Over the years, the images gradually counted for more than the texts, but TOP never abandoned its role as a magazine with well written editorials and concise yet detailed and sometimes provocative articles. There was always some comment on the subjects of the photographs and illustrations. For TOP was capable, like Zegna itself, of occupying the ground between industrial garment making and tailoring. It could call on photographers like Alfa Castaldi, Carlo Orsi, Oliviero Toscani and Luis Suñé, but did not disdain, at least in the first few years, drawings, sketches and paper patterns.
After Grignani, the magazine was headed, in turn, by Luigi Guastamacchia, Pietro Tarallo, Livio Berruti and Giuliano Angeli: TOP changed a lot but remained itself. Corporate news, small yet significant steps towards international distribution of the brand, its presence in the most prestigious boutiques, annual awards for sheep farmers, interesting photo shoot locations, from the Biella area to New York, from Japan to Australia, but never abandoning the character perceptible right from the front cover, on which a jacket and tie nearly always managed to say it all.
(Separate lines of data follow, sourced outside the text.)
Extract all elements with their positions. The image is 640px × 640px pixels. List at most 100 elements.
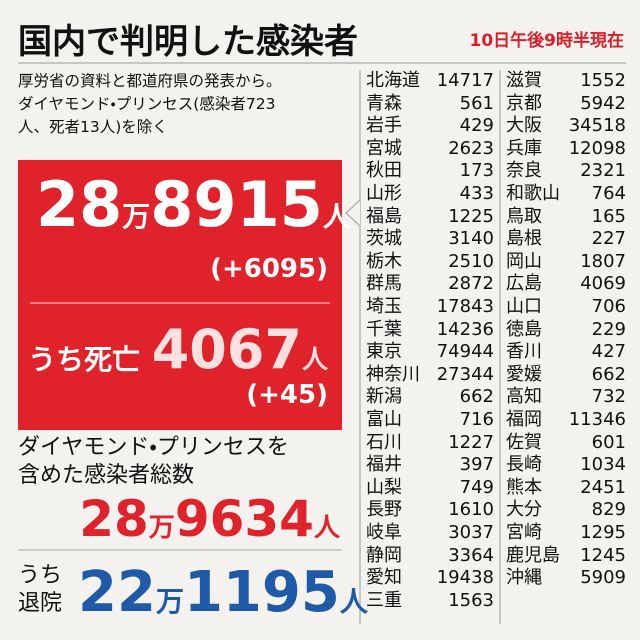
prefecture-name: 石川	[366, 431, 402, 453]
prefecture-name: 香川	[506, 341, 542, 363]
prefecture-name: 愛知	[366, 567, 402, 589]
recovered-total: 22 万 1195 人	[78, 560, 368, 625]
prefecture-name: 佐賀	[506, 431, 542, 453]
prefecture-count: 1225	[448, 205, 494, 227]
unit: 人	[301, 345, 328, 375]
prefecture-name: 愛媛	[506, 363, 542, 385]
prefecture-name: 福島	[366, 205, 402, 227]
prefecture-name: 和歌山	[506, 183, 560, 204]
prefecture-name: 富山	[366, 409, 402, 430]
prefecture-name: 高知	[506, 386, 542, 408]
prefecture-name: 岡山	[506, 250, 542, 272]
prefecture-count: 1610	[448, 499, 494, 521]
prefecture-count: 764	[591, 183, 626, 204]
prefecture-count: 173	[459, 160, 494, 182]
ship-total: 28 万 9634 人	[79, 490, 340, 548]
prefecture-name: 鳥取	[506, 205, 542, 227]
prefecture-count: 11346	[568, 409, 626, 430]
label-line: 退院	[18, 591, 63, 616]
prefecture-name: 栃木	[366, 250, 402, 272]
prefecture-name: 兵庫	[506, 137, 542, 159]
unit: 万	[155, 585, 184, 618]
prefecture-count: 27344	[436, 363, 494, 385]
prefecture-count: 17843	[436, 296, 494, 317]
prefecture-count: 4069	[580, 273, 626, 295]
label-line: うち	[18, 563, 63, 588]
title: 国内で判明した感染者	[18, 22, 358, 62]
prefecture-count: 14236	[436, 318, 494, 340]
prefecture-count: 1807	[580, 250, 626, 272]
prefecture-name: 長野	[366, 499, 402, 521]
number: 4067	[151, 318, 302, 381]
prefecture-name: 山形	[366, 183, 402, 204]
prefecture-name: 滋賀	[506, 70, 542, 91]
infected-total: 28 万 8915 人	[36, 168, 351, 241]
unit: 人	[339, 585, 368, 618]
prefecture-count: 749	[459, 476, 494, 498]
prefecture-count: 2451	[580, 476, 626, 498]
prefecture-count: 3037	[448, 522, 494, 543]
prefecture-count: 19438	[436, 567, 494, 589]
prefecture-name: 広島	[506, 273, 542, 295]
as-of: 10日午後9時半現在	[469, 31, 625, 51]
number: 28	[36, 168, 123, 241]
prefecture-count: 716	[459, 409, 494, 430]
prefecture-count: 2623	[448, 137, 494, 159]
prefecture-count: 397	[459, 454, 494, 476]
label-line: ダイヤモンド・プリンセスを	[18, 435, 289, 460]
prefecture-count: 601	[591, 431, 626, 453]
prefecture-name: 奈良	[506, 160, 542, 182]
prefecture-count: 561	[459, 92, 494, 114]
prefecture-name: 東京	[366, 341, 402, 363]
prefecture-name: 神奈川	[366, 363, 420, 385]
prefecture-name: 埼玉	[366, 296, 402, 317]
note-line: 厚労省の資料と都道府県の発表から。	[18, 72, 282, 90]
deaths-label: うち死亡	[28, 343, 141, 376]
prefecture-name: 長崎	[506, 454, 542, 476]
label-line: 含めた感染者総数	[18, 463, 195, 488]
prefecture-count: 34518	[568, 115, 626, 137]
deaths-total: 4067 人	[152, 318, 328, 381]
prefecture-name: 徳島	[506, 318, 542, 340]
unit: 万	[148, 513, 175, 543]
number: 1195	[183, 560, 340, 625]
prefecture-count: 14717	[436, 70, 494, 91]
prefecture-count: 427	[591, 341, 626, 363]
prefecture-count: 662	[459, 386, 494, 408]
note: 厚労省の資料と都道府県の発表から。 ダイヤモンド・プリンセス(感染者723 人、…	[18, 70, 282, 139]
prefecture-count: 227	[591, 228, 626, 250]
prefecture-name: 宮崎	[506, 522, 542, 543]
prefecture-count: 1563	[448, 589, 494, 611]
prefecture-count: 5909	[580, 567, 626, 589]
prefecture-count: 1034	[580, 454, 626, 476]
prefecture-count: 1245	[580, 544, 626, 566]
prefecture-name: 岐阜	[366, 522, 402, 543]
number: 8915	[150, 168, 323, 241]
prefecture-name: 福井	[366, 454, 402, 476]
ship-label: ダイヤモンド・プリンセスを 含めた感染者総数	[18, 434, 289, 490]
prefecture-name: 福岡	[506, 409, 542, 430]
number: 28	[79, 490, 149, 548]
prefecture-count: 165	[591, 205, 626, 227]
prefecture-count: 429	[459, 115, 494, 137]
prefecture-name: 新潟	[366, 386, 402, 408]
prefecture-count: 1295	[580, 522, 626, 543]
prefecture-name: 静岡	[366, 544, 402, 566]
prefecture-count: 706	[591, 296, 626, 317]
prefecture-count: 74944	[436, 341, 494, 363]
prefecture-name: 京都	[506, 92, 542, 114]
unit: 万	[122, 200, 151, 233]
prefecture-count: 12098	[568, 137, 626, 159]
note-line: 人、死者13人)を除く	[18, 118, 168, 136]
prefecture-count: 829	[591, 499, 626, 521]
prefecture-count: 433	[459, 183, 494, 204]
prefecture-count: 662	[591, 363, 626, 385]
prefecture-name: 沖縄	[506, 567, 542, 589]
unit: 人	[313, 513, 340, 543]
prefecture-name: 大分	[506, 499, 542, 521]
prefecture-count: 732	[591, 386, 626, 408]
prefecture-count: 1552	[580, 70, 626, 91]
prefecture-count: 229	[591, 318, 626, 340]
The third issue of TOP (1968) was already propounding the “total look” formula, having launched its “coordinated creativity” the year before. Zegna offered its readers a narrative in which the production chain was already certified, the story of a fabric in real time and not limited to a particular category (merinos of course, but also mohair, cashmere, linen, silk…), development along parallel lines (underwear and technical garments for sport, but also casual sailor) and stylistic integration based on combinations between its own brands (STIMA, Gritti and Cantara) and other big names in the industry, such as Borsalino, Calzaturificio di Varese, Ferragamo, etc.
And Agnona. For the “other half of the sky”, as it were. Women were in the pages of TOP from the beginning: already on the front cover in the second issue and in the texts from the third onwards. Besides, TOP was never a “men only magazine” but a sort of compass to guide the aesthetic choices of people seeking beautiful and well made clothes representing a style of living. So women could hardly be mere details or ornaments. Anna Piaggi, in 1968, was the first and only woman editor, but after her there were always women in the team (Cristina Brigidini, Anna Riva, Franca Ruol, Marina Luraghi, Loredana Colombo…). “TOP women” will be our theme next week.
In the second issue (1967), TOP published its manifesto, with an editorial entitled “Una ventata di gioventù” (a blast of youth), for a house organ dedicated to the young in spirit, irrespective of actual age. For the next 13 years the magazine stayed true to that project, which addressed “the problem of male elegance as never before, as a subject to be discussed in relation to other issues but on its own terms and at an extremely high level” and invited its readers to “feel “young” in the best and most useful way, by living well in our world and living well in our time”.